In our recent paper, The myth of cognitive decline, my colleagues and I suggest that the answer to this question is, “it’s complicated.” And if you think that the answer involves a steady deterioration of cognitive function, we present a series of findings that may make you think again.

Take, for instance, our ability to “retrieve” words from our memories: It’s widely believed that this ability declines as we get older. However, when we took a close look at the tests used to measure memory performance across the lifespan, we found that the truth of the matter is far less simple. Whether a word becomes harder (or easier) to recall with age can depend both on the kind of word tested, and the kind of test used. While many people find names increasingly hard to recall as they get older, on some tests of word recall, memory retrieval is unaffected by ageing. On other tests, performance actually improves with age. (I’ll talk more about this in more detail in a later post, but for now, Mark Liberman over at Language Log offers a lucid introduction to the way retrieval performance varies by test).

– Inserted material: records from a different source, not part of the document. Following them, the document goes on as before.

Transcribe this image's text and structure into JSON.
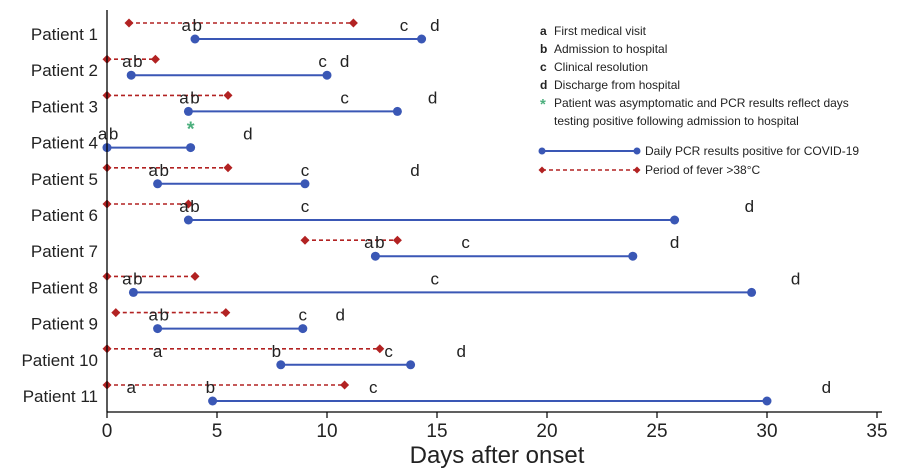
{
  "chart_data": {
    "type": "timeline",
    "xlabel": "Days after onset",
    "xlim": [
      0,
      35
    ],
    "xticks": [
      0,
      5,
      10,
      15,
      20,
      25,
      30,
      35
    ],
    "colors": {
      "pcr": "#3a57b5",
      "fever": "#b22222",
      "asymptomatic_marker": "#4caf7d"
    },
    "legend": {
      "placement": "top-right",
      "events": [
        {
          "key": "a",
          "text": "First medical visit"
        },
        {
          "key": "b",
          "text": "Admission to hospital"
        },
        {
          "key": "c",
          "text": "Clinical resolution"
        },
        {
          "key": "d",
          "text": "Discharge from hospital"
        }
      ],
      "asterisk_key": "*",
      "asterisk_text_1": "Patient was asymptomatic and PCR results reflect days",
      "asterisk_text_2": "testing positive following admission to hospital",
      "pcr_label": "Daily PCR results positive for COVID-19",
      "fever_label": "Period of fever >38°C"
    },
    "patients": [
      {
        "name": "Patient 1",
        "fever": [
          1,
          11.2
        ],
        "pcr": [
          4,
          14.3
        ],
        "labels": [
          {
            "t": "a",
            "x": 3.6
          },
          {
            "t": "b",
            "x": 4.1
          },
          {
            "t": "c",
            "x": 13.5
          },
          {
            "t": "d",
            "x": 14.9
          }
        ]
      },
      {
        "name": "Patient 2",
        "fever": [
          0,
          2.2
        ],
        "pcr": [
          1.1,
          10
        ],
        "labels": [
          {
            "t": "a",
            "x": 0.9
          },
          {
            "t": "b",
            "x": 1.4
          },
          {
            "t": "c",
            "x": 9.8
          },
          {
            "t": "d",
            "x": 10.8
          }
        ]
      },
      {
        "name": "Patient 3",
        "fever": [
          0,
          5.5
        ],
        "pcr": [
          3.7,
          13.2
        ],
        "labels": [
          {
            "t": "a",
            "x": 3.5
          },
          {
            "t": "b",
            "x": 4.0
          },
          {
            "t": "c",
            "x": 10.8
          },
          {
            "t": "d",
            "x": 14.8
          }
        ]
      },
      {
        "name": "Patient 4",
        "fever": null,
        "pcr": [
          0,
          3.8
        ],
        "asterisk_x": 3.8,
        "labels": [
          {
            "t": "a",
            "x": -0.2
          },
          {
            "t": "b",
            "x": 0.3
          },
          {
            "t": "d",
            "x": 6.4
          }
        ]
      },
      {
        "name": "Patient 5",
        "fever": [
          0,
          5.5
        ],
        "pcr": [
          2.3,
          9
        ],
        "labels": [
          {
            "t": "a",
            "x": 2.1
          },
          {
            "t": "b",
            "x": 2.6
          },
          {
            "t": "c",
            "x": 9.0
          },
          {
            "t": "d",
            "x": 14.0
          }
        ]
      },
      {
        "name": "Patient 6",
        "fever": [
          0,
          3.7
        ],
        "pcr": [
          3.7,
          25.8
        ],
        "labels": [
          {
            "t": "a",
            "x": 3.5
          },
          {
            "t": "b",
            "x": 4.0
          },
          {
            "t": "c",
            "x": 9.0
          },
          {
            "t": "d",
            "x": 29.2
          }
        ]
      },
      {
        "name": "Patient 7",
        "fever": [
          9,
          13.2
        ],
        "pcr": [
          12.2,
          23.9
        ],
        "labels": [
          {
            "t": "a",
            "x": 11.9
          },
          {
            "t": "b",
            "x": 12.4
          },
          {
            "t": "c",
            "x": 16.3
          },
          {
            "t": "d",
            "x": 25.8
          }
        ]
      },
      {
        "name": "Patient 8",
        "fever": [
          0,
          4
        ],
        "pcr": [
          1.2,
          29.3
        ],
        "labels": [
          {
            "t": "a",
            "x": 0.9
          },
          {
            "t": "b",
            "x": 1.4
          },
          {
            "t": "c",
            "x": 14.9
          },
          {
            "t": "d",
            "x": 31.3
          }
        ]
      },
      {
        "name": "Patient 9",
        "fever": [
          0.4,
          5.4
        ],
        "pcr": [
          2.3,
          8.9
        ],
        "labels": [
          {
            "t": "a",
            "x": 2.1
          },
          {
            "t": "b",
            "x": 2.6
          },
          {
            "t": "c",
            "x": 8.9
          },
          {
            "t": "d",
            "x": 10.6
          }
        ]
      },
      {
        "name": "Patient 10",
        "fever": [
          0,
          12.4
        ],
        "pcr": [
          7.9,
          13.8
        ],
        "labels": [
          {
            "t": "a",
            "x": 2.3
          },
          {
            "t": "b",
            "x": 7.7
          },
          {
            "t": "c",
            "x": 12.8
          },
          {
            "t": "d",
            "x": 16.1
          }
        ]
      },
      {
        "name": "Patient 11",
        "fever": [
          0,
          10.8
        ],
        "pcr": [
          4.8,
          30
        ],
        "labels": [
          {
            "t": "a",
            "x": 1.1
          },
          {
            "t": "b",
            "x": 4.7
          },
          {
            "t": "c",
            "x": 12.1
          },
          {
            "t": "d",
            "x": 32.7
          }
        ]
      }
    ]
  }
}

Not only did we find that a researcher’s choice of test can determine whether cognitive functioning appears to decline or improve with age, we also found that the results of the same cognitive test can suggest age-related declines or improvements, simply as a result of the context in which people are tested.

The methods we use to establish our findings are fairly complicated. For our journal article, we assumed that our readers would have a fairly high degree of scientific training, and so we kept the presentation of our methods and results brief. Because our results are likely to be of interest to people who have not had that training, I thought it might be helpful to write some expanded introductions to our work, so that our findings and their implications can be more widely understood.